10 Years On

The last photo of my Dad and I together is a beauty.  We are at my brother and sister-in-law’s cottage in Lake Louisa, Quebec.  We are in a place we both loved, a body of water, swimming in the lake, talking, unaware of being photographed. It was August 2009.   It was our last weekend together as a family.  The week after, he entered a hospital for a bladder reconstruction and he never came out.  And, that last beautiful summer we all seemed to know, silently, that this was it for him and that we would never be all together like this again.  We each carried it around silently like the extra couple of pounds after a weekend of his great cooking.  The photos of that last week show a looming energy.  There is happiness and joy and goofiness but there is also melancholy behind it all.
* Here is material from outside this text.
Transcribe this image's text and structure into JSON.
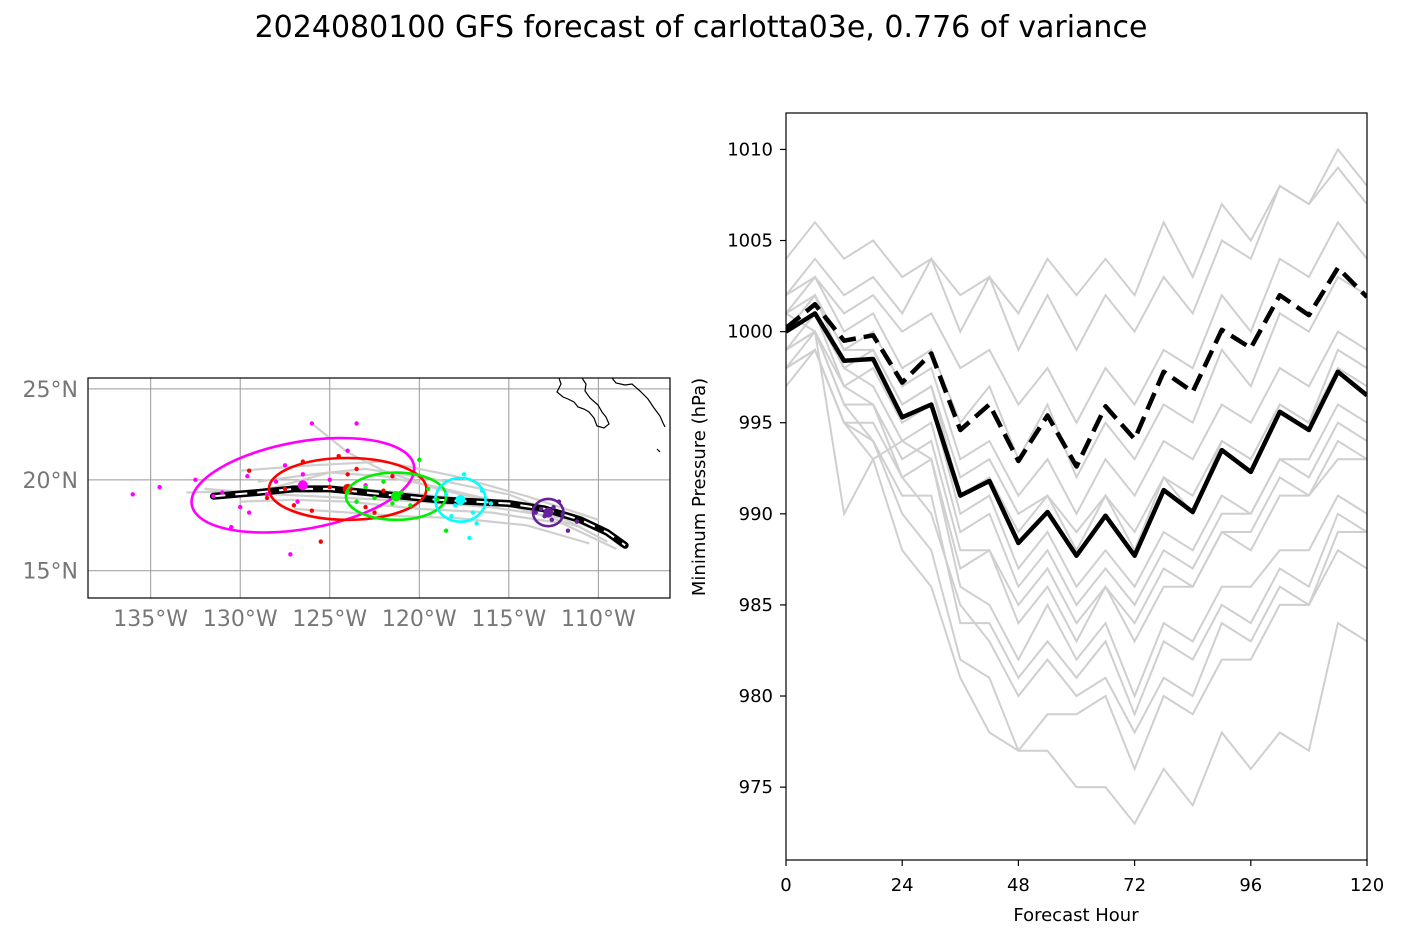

The kitchen was his domain – the place where he created delicious meals for us.  He was a master in the heart of the house and nothing gave him more pleasure than being able to care for people – usually with delicious food he made but also through his inherent kindness of giving his arthritic mother’s feet a pedicure, teaching his kids and grandkids about nature, opening his home to a niece and a nephew and building a cottage for his family.  I will always be grateful to him for everything he did for us all and for showing us how to have fun and how to laugh. The last photo taken of my Dad is of him in a frilly apron hamming it up in front of the stove, an empty frying pan on the burner foreshadowing his absence.

It was here that he created his last act of love for his family.  The night before he returned to the city, in the tiny kitchen of his son’s cottage, he made a chicken pie for us all for dinner.  It was huge so that we wouldn’t have to worry about feeding ourselves during the difficult time to come – there would be leftovers for the next day.  That’s the kind of guy he was; ‘a peach of a guy’ was what his palliative care doctor called him 6 months later in the last week of his life.  And she was right.

This delicious chicken pie was laced with vegetables including red peppers.  The peppers were aggressively red, almost an impossible red set against the white flesh of the chicken just like the impossible parts the surgeons would put into his abdomen to create an impossible organ.  We packed up the cottage and set back to the city, the leftover pie was pushed into the fridge in the city as we made our way to the hospital.  It got jostled around over the next couple of days and got pushed back behind the mayonnaise and milk.  My father started to deteriorate not long after.

The fridge was cleaned out and that leftover pie, forgotten and well- spoiled by then, was dumped into the garbage.  Its slick contents slid out into the bin with those impossibly red strips of pepper, a bright shock to my eye.  It was gone, the last meal that in our despair we had all forgotten to enjoy.

He died on this day 10 years ago. He was 68 years old. The shell of his body was still emitting a faint warmth as we walked out of the hospital into a frigid Canadian February.  I looked at other people in the parking lot going about their lives as if it were business as usual while my world felt irreparably different.

Over the past ten years I have kept myself busy. I fled to China to teach for 10 weeks, my grandmother and oldest friend in Australia died, I adopted and then lost a cat, I moved into a tiny apartment of my own, I started and quit a PhD, I started and continued a volunteer teaching project in Solomon Islands, I quit smoking, I have given educational talks about sharks to young kids and I have read and written more than I ever have in the other 40 years of my life. But, what I have done mostly behind all of that was form a deep connection to grief.

This doesn’t mean that I have been inconsolably sad for a decade. Sometimes the connection is active and involves tears, sometimes passive with dull aches, sometimes I erupt into laughter or a smile slowly forms thinking of a great memory.  This connection has changed over the decade but it is still there.  It has become more contained and manageable.  It is now like the security blanket I had as a child that my mother wisely and kindly cut into a smaller and smaller square until it could fit into my pocket.  Grief is still with me like that.  It is a comfort.  It reminds me that I know what love is and that my grief is just all the Dad-shaped love I still have for him that does not quite seem to fit into the shapes of the others I love.  I hope he knows this love is endless and still exists for him.  I am glad to know it does.

 

February 10, 2020

 

 

Dad and I

 

 

 

8 thoughts on “10 Years On

  1. Beautifully written sandra xxxx

    On Tue, Feb 11, 2020 at 3:04 PM Sandra Laight.com wrote:

    > Sandra Laight posted: “The last photo of my Dad and I together is a > beauty. We are at my brother and sister-in-law’s cottage in Lake Louisa, > Quebec. We are in a place we both loved, a body of water, swimming in the > lake, talking, unaware of being photographed. It was August 2” >

  2. I loved the term ‘dad shaped love’ – it reminded me how everyone we love touches us in different ways and leaves a part of them with us. Lovely piece Sandra.

  3. Yes, beautifully written Sandra. He sounds like an amazing man. I lost my dad 20 years ago now but it’s still impossible for me to read a piece like this without tearing up.